She was with Josephine and some other ladies in the drawing-room of the house they occupied at Plombieres. The doors facing the balcony were open, to let in the warm summer air. Hortense was sitting by the window painting a nosegay of wild flowers, that she had gathered with her own hands on the hills of Plombieres. Josephine found the atmosphere of the room too close, and invited some ladies to step out with her upon the balcony. A moment afterward there was heard a deafening crash, followed by piercing shrieks of terror; and when Hortense sprang in desperate fright to the front entrance, she found that the balcony on which her mother and the other ladies had stood had disappeared. Its fastenings had given way, and they had been precipitated with it into the street. Hortense, in the first impulse of her distress and horror, would have sprung down after her beloved mother, and could only be held back with the greatest difficulty. But this time fate had spared the young girl, and refrained from darkening the pure, unclouded heaven of her youth. Her mother escaped with no other injury than the fright, and a slight wound on her arm, while one of the ladies had both legs broken.

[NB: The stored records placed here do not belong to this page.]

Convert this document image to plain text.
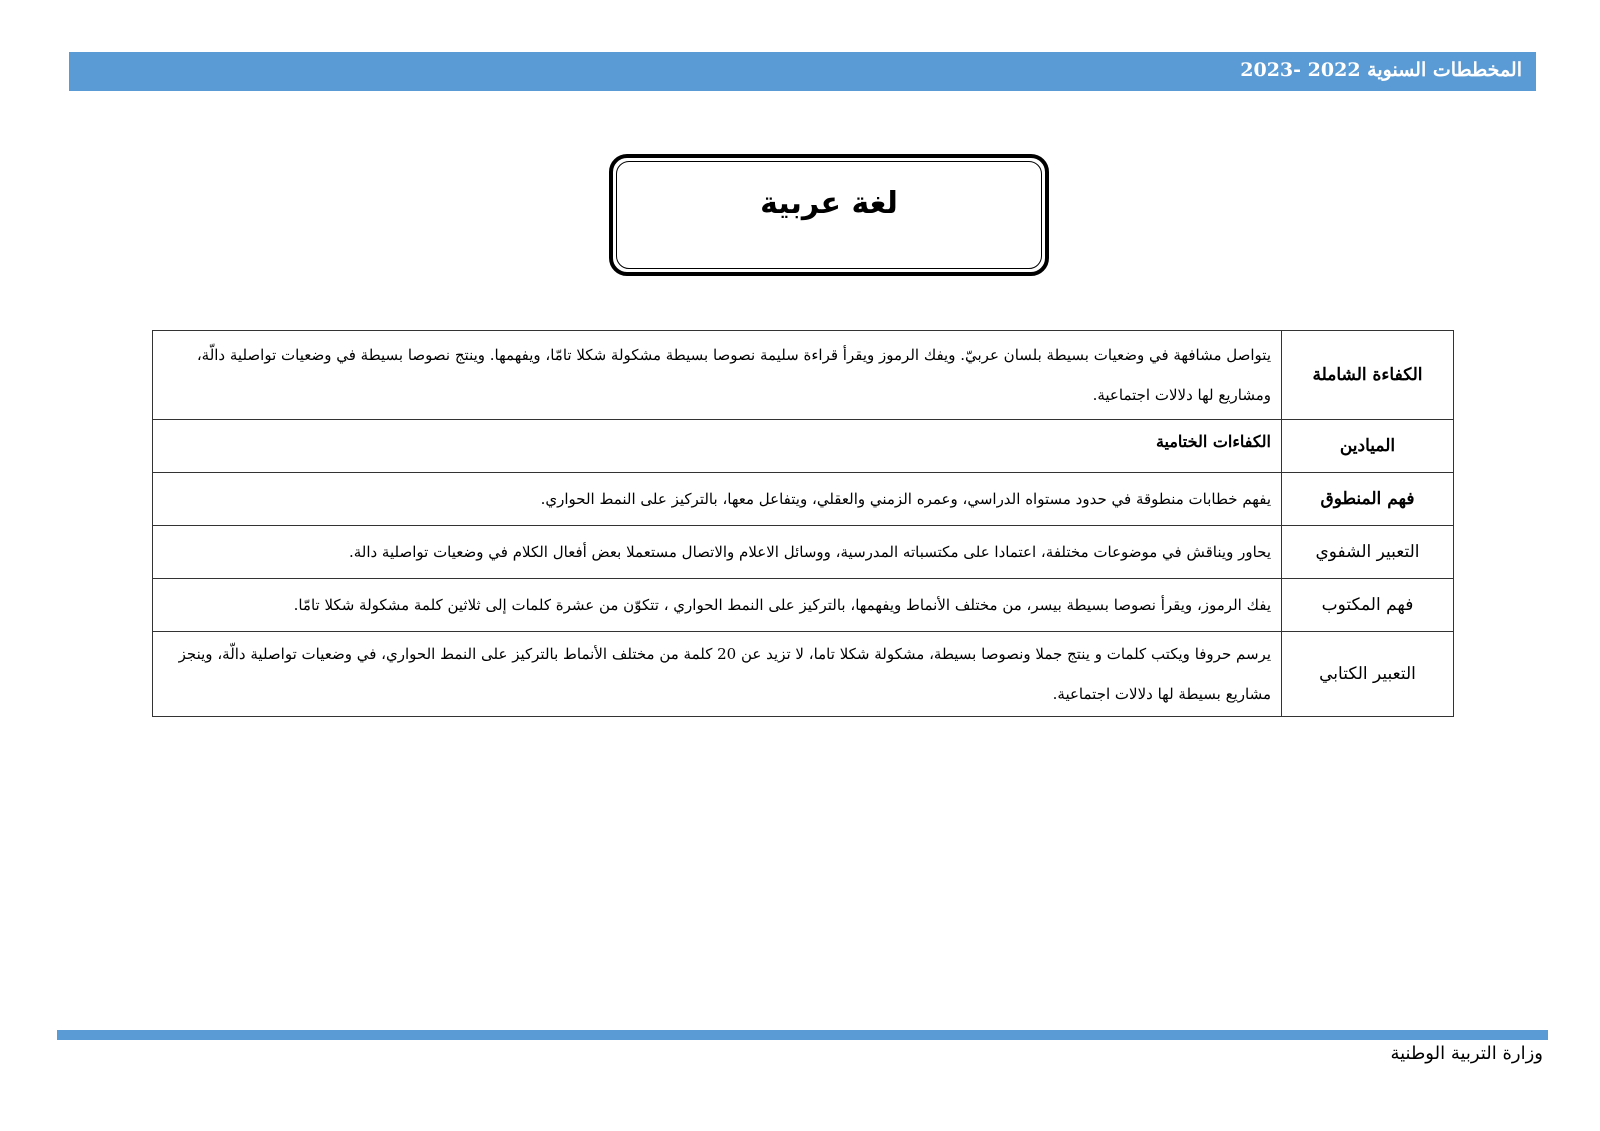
المخططات السنوية 2022 -2023
لغة عربية
الكفاءة الشاملة	يتواصل مشافهة في وضعيات بسيطة بلسان عربيّ. ويفك الرموز ويقرأ قراءة سليمة نصوصا بسيطة مشكولة شكلا تامّا، ويفهمها. وينتج نصوصا بسيطة في وضعيات تواصلية دالّة، ومشاريع لها دلالات اجتماعية.
الميادين	الكفاءات الختامية
فهم المنطوق	يفهم خطابات منطوقة في حدود مستواه الدراسي، وعمره الزمني والعقلي، ويتفاعل معها، بالتركيز على النمط الحواري.
التعبير الشفوي	يحاور ويناقش في موضوعات مختلفة، اعتمادا على مكتسباته المدرسية، ووسائل الاعلام والاتصال مستعملا بعض أفعال الكلام في وضعيات تواصلية دالة.
فهم المكتوب	يفك الرموز، ويقرأ نصوصا بسيطة بيسر، من مختلف الأنماط ويفهمها، بالتركيز على النمط الحواري ، تتكوّن من عشرة كلمات إلى ثلاثين كلمة مشكولة شكلا تامّا.
التعبير الكتابي	يرسم حروفا ويكتب كلمات و ينتج جملا ونصوصا بسيطة، مشكولة شكلا تاما، لا تزيد عن 20 كلمة من مختلف الأنماط بالتركيز على النمط الحواري، في وضعيات تواصلية دالّة، وينجز مشاريع بسيطة لها دلالات اجتماعية.
وزارة التربية الوطنية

Josephine’s time to die had not yet come, for the prophecy of the fortune-teller had not yet been fulfilled. Josephine was, indeed, the wife of a renowned general, but she was not yet “something more than a queen.”
CHAPTER VIII.
BONAPARTE’S RETURN FROM EGYPT.
Bonaparte had got back from Egypt. His victory at Aboukir had adorned his brows with fresh laurels, and all France hailed the returning conqueror with plaudits of exulting pride. For the first time, Hortense was present at the festivities which the city of Paris dedicated to her step-father; for the first time she saw the homage that men and women, graybeards and children alike, paid to the hero of Italy and Egypt. These festivities and this homage filled her heart with a tremor of alarm, and yet, at the same time, with joyous exultation. In the midst of these triumphs and these ovations which were thus offered to her second father, the young girl recalled the prison in which her mother had once languished, the scaffold upon which the head of her own father had fallen; and frequently when she glanced at the rich gold-embroidered uniform of her brother, she reminded him with a roguish smile of the time when Eugene went in a blue blouse, as a carpenter’s apprentice, through the streets of Paris with a long plank on his shoulder.
These recollections of the first terrible days of her youth kept Hortense from feeling the pride and arrogance of good fortune, preserved to her modest, unassuming tone of mind, prevented her from entertaining any overweening or domineering propensity in her day of prosperity, or from seeming cast down and hopeless when adversity came. She never lulled herself with the idea of good fortune that could not pass away, but her remembrances kept her eyes wide open, and hence, when misfortune came, it did not take her by surprise, but found her armed and ready to confront it.